Summer brings the potential for dehydration and heat exhaustion, but diagnosing the issue can be difficult for emergency responders.
Symptoms sometimes appear to indicate other issues, Buchanan County EMT Andrew King said.
“It’s hard to tell if it’s a true heat-related emergency or something else going on,” he said. “So somebody may be presenting with stroke-like symptoms and it could be that they’re having a stroke or it could be that they’re having a heat-related emergency that is mimicking a stroke.
That also makes it tough to track statistics, King said.
“It’s hard for us to truly get down and track the data of who is specifically having a heat-related emergency or it’s just something else,” he said. “They (also) go hand-in-hand oftentimes, so somebody who’s out exercising in the sun, maybe they have a heart history or they have a heart problem.”
Anyone can suffer from a heat-related emergency, but some people are more susceptible than others, King said.

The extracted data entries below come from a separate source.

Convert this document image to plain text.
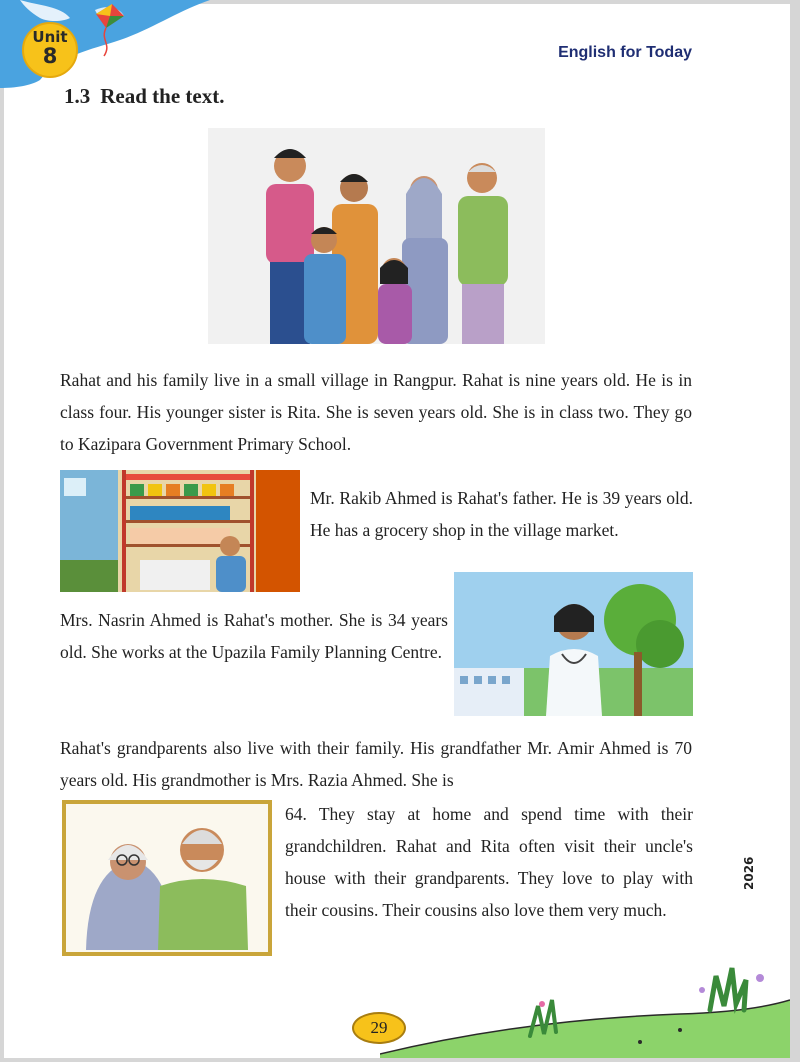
Unit
8	English for Today
1.3 Read the text.

Rahat and his family live in a small village in Rangpur. Rahat is nine years old. He is in class four. His younger sister is Rita. She is seven years old. She is in class two. They go to Kazipara Government Primary School.

Mr. Rakib Ahmed is Rahat's father. He is 39 years old. He has a grocery shop in the village market.

Mrs. Nasrin Ahmed is Rahat's mother. She is 34 years old. She works at the Upazila Family Planning Centre.

Rahat's grandparents also live with their family. His grandfather Mr. Amir Ahmed is 70 years old. His grandmother is Mrs. Razia Ahmed. She is

64. They stay at home and spend time with their grandchildren. Rahat and Rita often visit their uncle's house with their grandparents. They love to play with their cousins. Their cousins also love them very much.

2026
29
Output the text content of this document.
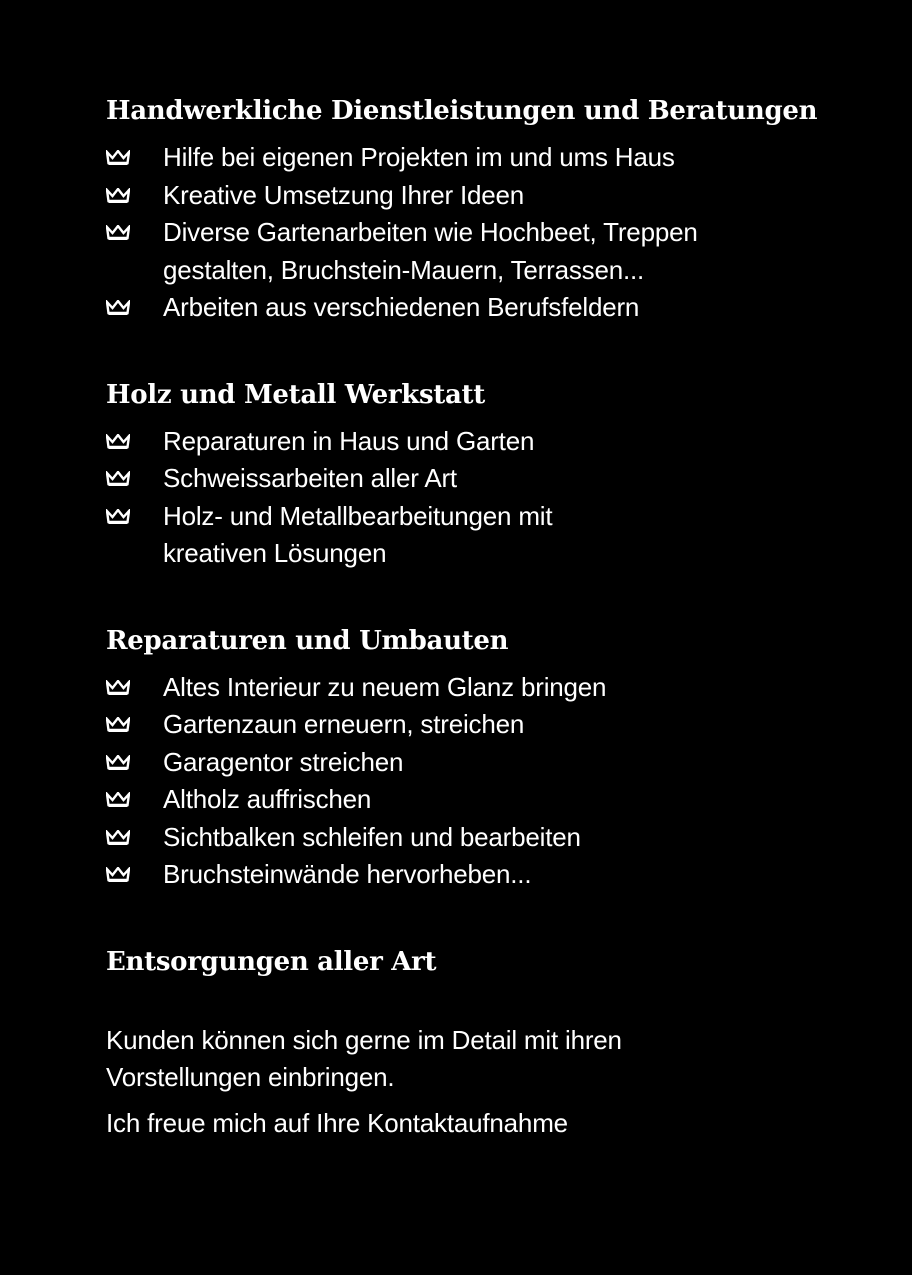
Handwerkliche Dienstleistungen und Beratungen
Hilfe bei eigenen Projekten im und ums Haus
Kreative Umsetzung Ihrer Ideen
Diverse Gartenarbeiten wie Hochbeet, Treppen
gestalten, Bruchstein-Mauern, Terrassen...
Arbeiten aus verschiedenen Berufsfeldern
Holz und Metall Werkstatt
Reparaturen in Haus und Garten
Schweissarbeiten aller Art
Holz- und Metallbearbeitungen mit
kreativen Lösungen
Reparaturen und Umbauten
Altes Interieur zu neuem Glanz bringen
Gartenzaun erneuern, streichen
Garagentor streichen
Altholz auffrischen
Sichtbalken schleifen und bearbeiten
Bruchsteinwände hervorheben...
Entsorgungen aller Art

Kunden können sich gerne im Detail mit ihren
Vorstellungen einbringen.

Ich freue mich auf Ihre Kontaktaufnahme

“There’s also a lot of medications that can make you susceptible to the heat,” he said. “So it’s very important to, you know, on days when there’s a lot of sun, a lot of heat, very high humidity where you may not be able to cool your body naturally, you need to be taking lots of water breaks.”
Heart medications and antibiotics can decrease a person’s ability to handle the heat, King said.
It’s also important to drink water or something that can replace the body’s nutrients, he said.
“Things like pop and caffeine can do more damage than good, so you want those waters,” he said. “You want those Gatorades, things that are going to replenish the salts and the nutrients that you sweat out.”
Caffeinated drinks like soda have ingredients that aren’t absorbed by the body but they still replace other fluids, King said. Drinking alcohol in hot weather can lead to some of the same issues.
People should drink a bottle of water for every beer they have, he said.